= César López (Mexican musician) =

Mexican musician

César "Vampiro" López (born March 19, 1968, in Guadalajara, Mexico) has formed part of several well-known bands of the Latin American world, including Maná, Azul Violeta and Jaguares.

He currently plays with Monoplasma, and the project "COMBO" with singer Jorge Guevara from Elefante and Mauricio Claveria from La Ley on the drums.

He was a member of Maná from 1991 to 1994. With Maná, he recorded the hit record ¿Dónde Jugarán Los Niños? ("Where will the children play?") in 1992. Many Latin Americans know his name from the song "Me Vale" which begins with the phrase "¡Échale Vampiro!" ("Play it Vampire!"). He left Mana and began to play again with his band Azul Violeta, with songs like "Solo por hoy" and "Tu luz" among others.

He started playing with Jaguares in 1998 and can be heard on the records Bajo el azul de tu misterio (1999), Cuando la sangre galopa (2001), El primer instinto (2002), Crónicas de un laberinto (2005) and 45 (2008). For 45 the group won a Grammy Award for "Latin Album Best Alternative / Rock" and two Latin Grammys: "Best Rock Album" (for 45) and "Best Rock Song" (for Entre tus Jardines). Jaguares went to a break in 2010, with the reintegration of the band Caifanes (which includes Jaguares' vocalist, drummer and keyboardist). Jaguares played a concert on June 22, 2019, in Monterrey, Mexico at the Machaca Festival.

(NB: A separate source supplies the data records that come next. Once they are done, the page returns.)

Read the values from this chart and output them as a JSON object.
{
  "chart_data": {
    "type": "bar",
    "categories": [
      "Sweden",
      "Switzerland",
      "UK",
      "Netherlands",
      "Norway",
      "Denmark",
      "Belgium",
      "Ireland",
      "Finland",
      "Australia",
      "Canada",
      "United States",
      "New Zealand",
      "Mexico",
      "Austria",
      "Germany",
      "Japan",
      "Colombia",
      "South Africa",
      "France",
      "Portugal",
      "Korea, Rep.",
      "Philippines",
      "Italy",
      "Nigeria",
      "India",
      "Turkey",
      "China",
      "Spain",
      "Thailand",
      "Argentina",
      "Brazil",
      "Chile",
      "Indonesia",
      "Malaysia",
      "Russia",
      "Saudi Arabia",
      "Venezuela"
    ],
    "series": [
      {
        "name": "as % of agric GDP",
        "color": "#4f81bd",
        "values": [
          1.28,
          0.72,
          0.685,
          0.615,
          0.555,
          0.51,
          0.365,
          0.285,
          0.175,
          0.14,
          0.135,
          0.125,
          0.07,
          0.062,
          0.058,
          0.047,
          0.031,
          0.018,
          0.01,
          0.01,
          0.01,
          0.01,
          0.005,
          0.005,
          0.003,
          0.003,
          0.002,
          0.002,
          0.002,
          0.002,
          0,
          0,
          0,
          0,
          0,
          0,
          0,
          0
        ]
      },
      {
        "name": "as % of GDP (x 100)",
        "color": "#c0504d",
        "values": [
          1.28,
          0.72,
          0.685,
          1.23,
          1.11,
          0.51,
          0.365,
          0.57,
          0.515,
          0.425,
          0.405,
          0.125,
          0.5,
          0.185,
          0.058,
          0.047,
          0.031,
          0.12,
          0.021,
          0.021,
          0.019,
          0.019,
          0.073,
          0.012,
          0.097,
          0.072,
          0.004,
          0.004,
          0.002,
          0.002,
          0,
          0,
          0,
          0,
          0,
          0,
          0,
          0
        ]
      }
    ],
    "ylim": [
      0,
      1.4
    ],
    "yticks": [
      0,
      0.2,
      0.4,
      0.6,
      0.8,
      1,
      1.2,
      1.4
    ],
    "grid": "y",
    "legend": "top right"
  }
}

Lopez has participated in various musical projects, recording and playing concerts as a guest. He has played at times with Belanova, and was part of their live album Canciones para la Luna in 2013. He has played with Los Concorde, Pastilla, Gerardo Enciso and Rostros Ocultos.

In 2014 he joined Cristian Castro's rock group, La Esfinge, and they released one album El Cantar de la Muerte the same year. The single was called "Beso Negro".

In 2015 he joined Víctor Monroy (singer from Pastilla) to form their project Monoplasma, recording their first album S.O.S. with the collaboration of drummer Enrique “Bugs” González (Jumbo y Los Lobos). After the departure of Monroy, Spanish singer Hector Geronimo from Moebio joined the project, with their album 1 being produced by the Grammy Award winner Alfonso Rodenas and recorded by Grammy Award winner Rafa Sardina.

He recorded the music video "Alchemy" by Raven Quinn (featuring George Lynch) in 2018.